Lorsqu’on chante devant nous un opéra de Donizetti, ne croyez-vous pas voir s’élever une de ces pivoines éclatantes qui brillent un moment et dont les fleurs sont si vite flétries?

La musique d’Halévy rappelle le camélia. Celle d’Auber rappelle ces convolvulus si flexibles, si gracieux, qui se plient à toutes les exigences, qui flottent au gré de tous les vents. En entendant une mélodie de Schubert, il semble qu’on se promène le soir au clair de lune sur un coteau tapissé de bruyères. De même, en respirant une fleur, vous sentez s’élever dans votre cœur de vagues réminiscences musicales. Il est impossible de se promener longtemps seul au milieu des fleurs, sans avoir envie de chanter. Une femme trouve qu’elle chante mieux quand elle a un bouquet à la main.

Qui de nous, dans le recueillement d’une belle nuit, au milieu des bruits étouffés, des murmures mystérieux qui s’élèvent du sein des eaux, de la terre et des bois, n’a pas démêlé distinctement le chant varié des Fleurs, la cavatine brillante de la Rose racontant ses amours, le saint cantique du Lis, la chaste romance de la Violette? Aux chansons isolées succédait un concert, toutes les Fleurs unissaient leurs voix dans un chœur aérien qui se perdait peu à peu dans les profondeurs du feuillage, sous les herbes frissonnantes, dans l’espace où la brise venait les recueillir. Le son est invisible, insaisissable, comme le parfum. Le parfum flotte, pénètre, s’échappe comme le son: l’un est la musique de l’homme, l’autre est la musique de la nature, la voix des Fleurs. Il y a des gens qui ont rêvé une gamme de parfums. Tous les rêves sont dans la nature et dans le cœur de l’homme.

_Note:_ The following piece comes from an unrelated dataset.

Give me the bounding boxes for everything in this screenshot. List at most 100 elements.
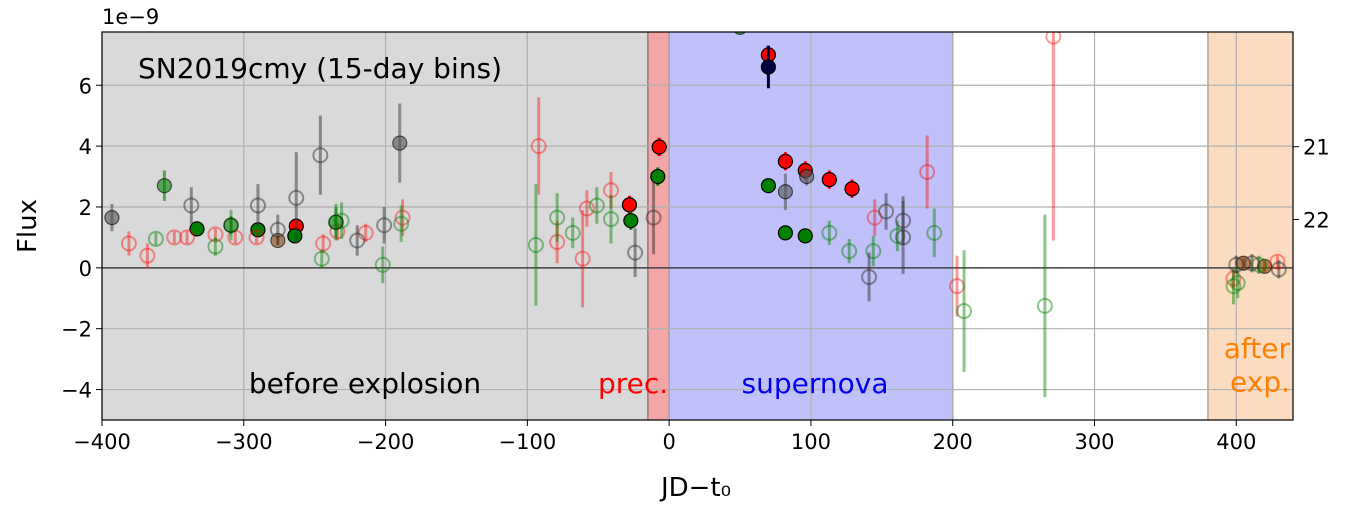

Pour celui qui a entendu une seule fois le concert dont nous venons de parler, les concerts ordinaires n’ont pas grand charme. Le chant humain ne lui paraît qu’un faible et terne reflet des mélodies de la nature. La musique ordinaire ne sert plus qu’à lui faire souhaiter plus ardemment les beautés idéales et mystérieuses de la musique des Fleurs.